Source: Joe Mayes|Bloomberg
The food and drink industry has raised serious concerns about the new EU-UK trade deal because businesses face punitive tariffs on goods from the bloc processed at British distribution hubs that are re-exported to member states.
HMG has responded to the article by referring to use of other procedures, like transit. This is correct and can help some of these flows, however not all. It depends on how the industry has organized the spcific value chains and the supply chain.

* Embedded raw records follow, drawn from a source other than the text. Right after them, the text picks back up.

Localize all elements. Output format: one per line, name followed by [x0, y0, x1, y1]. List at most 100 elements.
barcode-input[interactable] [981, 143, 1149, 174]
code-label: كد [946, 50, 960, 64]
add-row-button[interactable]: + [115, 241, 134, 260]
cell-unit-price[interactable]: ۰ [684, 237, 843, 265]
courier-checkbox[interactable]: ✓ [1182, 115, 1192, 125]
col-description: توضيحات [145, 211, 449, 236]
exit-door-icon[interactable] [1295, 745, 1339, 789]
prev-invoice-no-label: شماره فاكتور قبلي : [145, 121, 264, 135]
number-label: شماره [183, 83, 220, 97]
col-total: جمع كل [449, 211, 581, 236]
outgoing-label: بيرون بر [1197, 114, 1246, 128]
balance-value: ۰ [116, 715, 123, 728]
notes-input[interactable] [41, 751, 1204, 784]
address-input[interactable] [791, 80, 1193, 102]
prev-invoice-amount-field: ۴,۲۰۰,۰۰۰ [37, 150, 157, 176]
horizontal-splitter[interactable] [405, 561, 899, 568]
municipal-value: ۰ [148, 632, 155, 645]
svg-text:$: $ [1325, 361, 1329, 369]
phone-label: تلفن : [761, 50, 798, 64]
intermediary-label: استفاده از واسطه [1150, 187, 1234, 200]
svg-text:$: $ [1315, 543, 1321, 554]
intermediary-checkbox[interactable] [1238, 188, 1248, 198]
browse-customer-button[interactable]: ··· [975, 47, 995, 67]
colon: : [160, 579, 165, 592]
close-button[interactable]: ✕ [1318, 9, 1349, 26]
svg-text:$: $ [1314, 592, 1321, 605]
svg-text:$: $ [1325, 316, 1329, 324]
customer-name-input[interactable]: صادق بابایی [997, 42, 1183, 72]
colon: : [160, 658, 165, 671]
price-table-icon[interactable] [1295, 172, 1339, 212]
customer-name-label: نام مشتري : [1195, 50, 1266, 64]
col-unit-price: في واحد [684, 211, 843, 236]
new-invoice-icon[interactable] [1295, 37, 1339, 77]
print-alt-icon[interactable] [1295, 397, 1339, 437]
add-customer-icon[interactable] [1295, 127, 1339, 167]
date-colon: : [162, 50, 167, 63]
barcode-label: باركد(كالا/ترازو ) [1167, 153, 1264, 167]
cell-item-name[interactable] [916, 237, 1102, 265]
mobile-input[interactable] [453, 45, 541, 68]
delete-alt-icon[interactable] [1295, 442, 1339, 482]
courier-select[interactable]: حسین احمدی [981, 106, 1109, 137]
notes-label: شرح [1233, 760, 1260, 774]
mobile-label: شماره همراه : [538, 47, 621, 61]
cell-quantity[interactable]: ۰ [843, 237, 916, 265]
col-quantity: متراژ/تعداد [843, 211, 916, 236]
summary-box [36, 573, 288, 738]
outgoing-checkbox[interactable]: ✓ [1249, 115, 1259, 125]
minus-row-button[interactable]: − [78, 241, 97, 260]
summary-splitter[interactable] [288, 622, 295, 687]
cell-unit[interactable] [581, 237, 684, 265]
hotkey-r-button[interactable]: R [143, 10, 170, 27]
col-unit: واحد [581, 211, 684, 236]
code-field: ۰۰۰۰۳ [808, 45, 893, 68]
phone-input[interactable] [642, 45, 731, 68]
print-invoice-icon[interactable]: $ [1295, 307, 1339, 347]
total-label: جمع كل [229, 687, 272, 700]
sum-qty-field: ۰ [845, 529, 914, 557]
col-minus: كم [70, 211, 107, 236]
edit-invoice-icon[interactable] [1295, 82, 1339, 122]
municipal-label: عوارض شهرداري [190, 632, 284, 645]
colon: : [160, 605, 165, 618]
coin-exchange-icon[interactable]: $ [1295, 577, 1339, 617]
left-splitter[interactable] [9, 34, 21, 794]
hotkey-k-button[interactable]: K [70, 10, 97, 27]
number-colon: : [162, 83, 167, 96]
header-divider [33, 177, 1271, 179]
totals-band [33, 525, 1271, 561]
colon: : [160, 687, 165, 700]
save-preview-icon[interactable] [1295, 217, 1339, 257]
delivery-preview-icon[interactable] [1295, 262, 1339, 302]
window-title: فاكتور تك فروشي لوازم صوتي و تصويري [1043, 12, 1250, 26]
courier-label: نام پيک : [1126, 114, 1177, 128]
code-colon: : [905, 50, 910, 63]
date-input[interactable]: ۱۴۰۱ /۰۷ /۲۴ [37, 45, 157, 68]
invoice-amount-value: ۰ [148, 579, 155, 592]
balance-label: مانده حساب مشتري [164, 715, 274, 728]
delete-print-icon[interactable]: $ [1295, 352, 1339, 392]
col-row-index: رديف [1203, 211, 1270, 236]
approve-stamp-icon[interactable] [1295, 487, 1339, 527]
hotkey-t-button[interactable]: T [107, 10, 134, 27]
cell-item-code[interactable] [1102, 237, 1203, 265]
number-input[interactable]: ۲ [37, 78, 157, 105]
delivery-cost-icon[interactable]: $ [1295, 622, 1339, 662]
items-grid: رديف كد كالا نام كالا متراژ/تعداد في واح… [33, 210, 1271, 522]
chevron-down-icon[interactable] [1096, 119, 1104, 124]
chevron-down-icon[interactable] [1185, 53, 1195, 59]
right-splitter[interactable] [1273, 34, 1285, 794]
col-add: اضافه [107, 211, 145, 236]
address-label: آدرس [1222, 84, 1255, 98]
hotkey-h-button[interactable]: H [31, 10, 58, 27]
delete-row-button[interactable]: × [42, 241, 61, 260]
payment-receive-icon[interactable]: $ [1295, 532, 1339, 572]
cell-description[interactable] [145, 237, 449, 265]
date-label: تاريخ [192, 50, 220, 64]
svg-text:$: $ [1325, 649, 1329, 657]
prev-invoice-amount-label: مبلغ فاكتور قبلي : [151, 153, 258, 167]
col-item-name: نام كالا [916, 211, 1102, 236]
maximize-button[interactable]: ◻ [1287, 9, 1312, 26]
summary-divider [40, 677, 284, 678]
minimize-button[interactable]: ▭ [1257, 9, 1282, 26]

Secondly, unfortunately there are not enough simplifications available for the transit procedure since HMG for various reasons has been slow approving ’authorised consignee/consignor” permits. This means that transit movements need to start and end at customs offices instead of at the premises of approved companies (my comment)..
Industry bodies on both sides of the Channel have warned that the so-called “rules of origin” chapter of the deal effectively blocks existing supply chains, and have urgently raised the issue with both the UK government and the European Commission.
Dominic Goudie, the head of international trade for the UK’s Food and Drink Federation, said the group was “very concerned about the implications of rules of origin for food and drink suppliers in both the EU and UK”.
“Goods shipped to distribution hubs in Great Britain face the payment of full EU tariffs when they return to the EU and as a result, suppliers are being forced to cancel the delivery of products to customers in Ireland,” he said.
But an EU official warned that some businesses would have to adapt their operations given the new regime. “You can’t expect Brexit not to have consequences,” said the official. “The UK won’t be a distribution hub for the EU any more. EU businesses will need to stop relying on UK hubs.”
A person familiar with internal Whitehall discussions said that Defra, the UK’s food and agriculture ministry, had confirmed assessments given in legal advice to industry on the issue.
UK industry concerns have been echoed in the EU. One major producer, who asked not to be named, said that the issue affected 25 to 30 of its trucks a week containing EU-finished goods that had been split at a GB warehouse en route to Dublin.
Muriel Korter, the director-general of the EU’s association of chocolate, biscuits and confectionery (Caobisco) said it had contacted the EU authorities to seek an “immediate solution” to the issue.
“Our EU-UK supply chains are so interdependent . . . especially businesses that have factories across the Channel and use the facilities to store goods and re-ship them,” she added.
The problem has started to hinder food importers in Ireland. “Companies are beginning to raise this across the industry,” said Paul Kelly, director of Food Drink Ireland, the main lobby group for the sector. “There’s still a lot of clarity that needs to be brought to the issue so people can make any necessary changes to their supply chain.”
Trade experts said the problem had arisen because the basic, Canada-style trade deal sought by the UK did not take into account the integration of supply chains and close proximity of the UK to the EU.
Under the terms of the UK-EU Trade and Co-operation Agreement, goods must “originate” in the EU or the UK in order to qualify for zero tariff treatment.